Yo me siento íntimamente humillado por la ley de amnistía. Cada vez que hago un viaje largo me llega alguna multa de tráfico por haber ido a 83 km/h en un tramo de la autovía en que había que ir a 75. Había un carril de incorporación –por el que cuando yo pasé no se incorporaba nadie–. Pero que ni se me ocurra no pagar con pronto pago esa multa puntillosa. Cuidado con no rellenar un formulario (con su tasa) para cortar un árbol que planté yo en el jardín de mi casa. O no respetar la prohibición de tener un perrito más del que permite la ley de bienestar animal.

Podríamos seguir pero el amable –y cabreado– lector podría poner ejemplos diversos por su cuenta, según su experiencias, que las tendrá muchas y malas. Yo ahora, cuando voy conduciendo y veo que la policía ha parado a algún coche, me enfurezco pensando en los malversadores y golpistas catalanes que se van a ir de rositas con la ley de amnistía que les ha regalado Pedro Sánchez. El Estado les pasa la mano por el lomo a los delincuentes condenados, mientras con la otra nos aprieta el cuello y nos vacía los bolsillos a los ciudadanos corrientes.
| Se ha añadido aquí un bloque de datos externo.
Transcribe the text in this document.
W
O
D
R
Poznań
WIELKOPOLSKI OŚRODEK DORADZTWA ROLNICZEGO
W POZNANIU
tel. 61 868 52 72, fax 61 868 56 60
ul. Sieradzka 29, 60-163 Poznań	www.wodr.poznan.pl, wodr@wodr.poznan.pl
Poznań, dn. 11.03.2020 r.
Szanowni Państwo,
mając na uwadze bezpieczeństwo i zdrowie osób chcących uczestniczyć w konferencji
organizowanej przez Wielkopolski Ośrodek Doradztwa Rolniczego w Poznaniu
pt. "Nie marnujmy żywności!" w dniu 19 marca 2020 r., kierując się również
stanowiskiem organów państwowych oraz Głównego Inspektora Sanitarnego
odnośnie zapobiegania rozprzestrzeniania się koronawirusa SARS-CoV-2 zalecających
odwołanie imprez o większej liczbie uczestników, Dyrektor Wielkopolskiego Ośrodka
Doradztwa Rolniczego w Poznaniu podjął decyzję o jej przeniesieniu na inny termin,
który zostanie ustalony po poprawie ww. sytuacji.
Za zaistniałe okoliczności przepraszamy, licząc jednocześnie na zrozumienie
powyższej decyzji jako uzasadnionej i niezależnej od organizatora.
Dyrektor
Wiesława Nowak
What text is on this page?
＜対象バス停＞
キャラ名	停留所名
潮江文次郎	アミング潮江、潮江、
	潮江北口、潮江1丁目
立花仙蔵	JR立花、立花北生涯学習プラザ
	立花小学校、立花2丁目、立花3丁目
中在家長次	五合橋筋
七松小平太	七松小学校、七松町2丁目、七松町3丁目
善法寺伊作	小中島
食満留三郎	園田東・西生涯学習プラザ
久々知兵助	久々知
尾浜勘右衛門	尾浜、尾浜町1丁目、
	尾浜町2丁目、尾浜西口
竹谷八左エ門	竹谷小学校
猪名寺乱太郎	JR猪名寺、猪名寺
La humillación es doble o triple. Primero, por la extracción de rentas que luego utilizan, además de para la sanidad y la educación, para sus otras cosillas políticas o ilegales. Segundo, por el perdón de las penas de delitos muchísimo más graves y, desde luego, más dolosos. Y, en tercer grado de humillación, porque otra buena mordida de nuestros impuestos o multas (da igual) irán a parar a los manejos políticos de esos mismos indultados en el punto dos.

La única manera de que mi instinto moral se aplacase ante la aplicación de la amnistía es que el Gobierno decretase un jubileo universal, como los antiguos judíos. Esto es, que se perdonasen todas las deudas y cuentas pendientes con la administración para que todos empezásemos de cero. En Israel, esto ocurría cada «siete semanas de años», o sea, cuando se cumplían siete veces siete años, cada cuarenta y nueve años. En España sería cada vez que Pedro Sánchez necesite siete votos, lo que ocurrirá en esta legislatura más de setenta veces siete.

El motivo es más pedestre, sí, como de Pedro Sánchez; pero el jubileo, al menos, no incurriría en la humillación moral de tratarnos al resto de los españoles como ciudadanos de segunda fila. Resultaría honesto que Sánchez dijese: «Tengo que perdonar a Puigdemont unas cosas gordísimas sin más remedio por la cuenta que me trae, pero, como me niego a humillar a nadie más que a mí mismo, os voy a perdonar a todos los impuestos, multas, tasas, contribuciones y hasta muchos delitos». Ya puestos a cargarnos el Estado de Derecho y a regalar dispensas, pues a lo grande. A todo quisqui.

Yo estaría en contra también de eso, porque prefiero la racionalidad, la ley y el orden; pero no me sentiría humillado por un Estado que me condena a siervo de la gleba, con derecho a pagar puntualmente mis muy exhaustivos impuestos, y las multas que me caigan al vuelo por ahí; y poco más.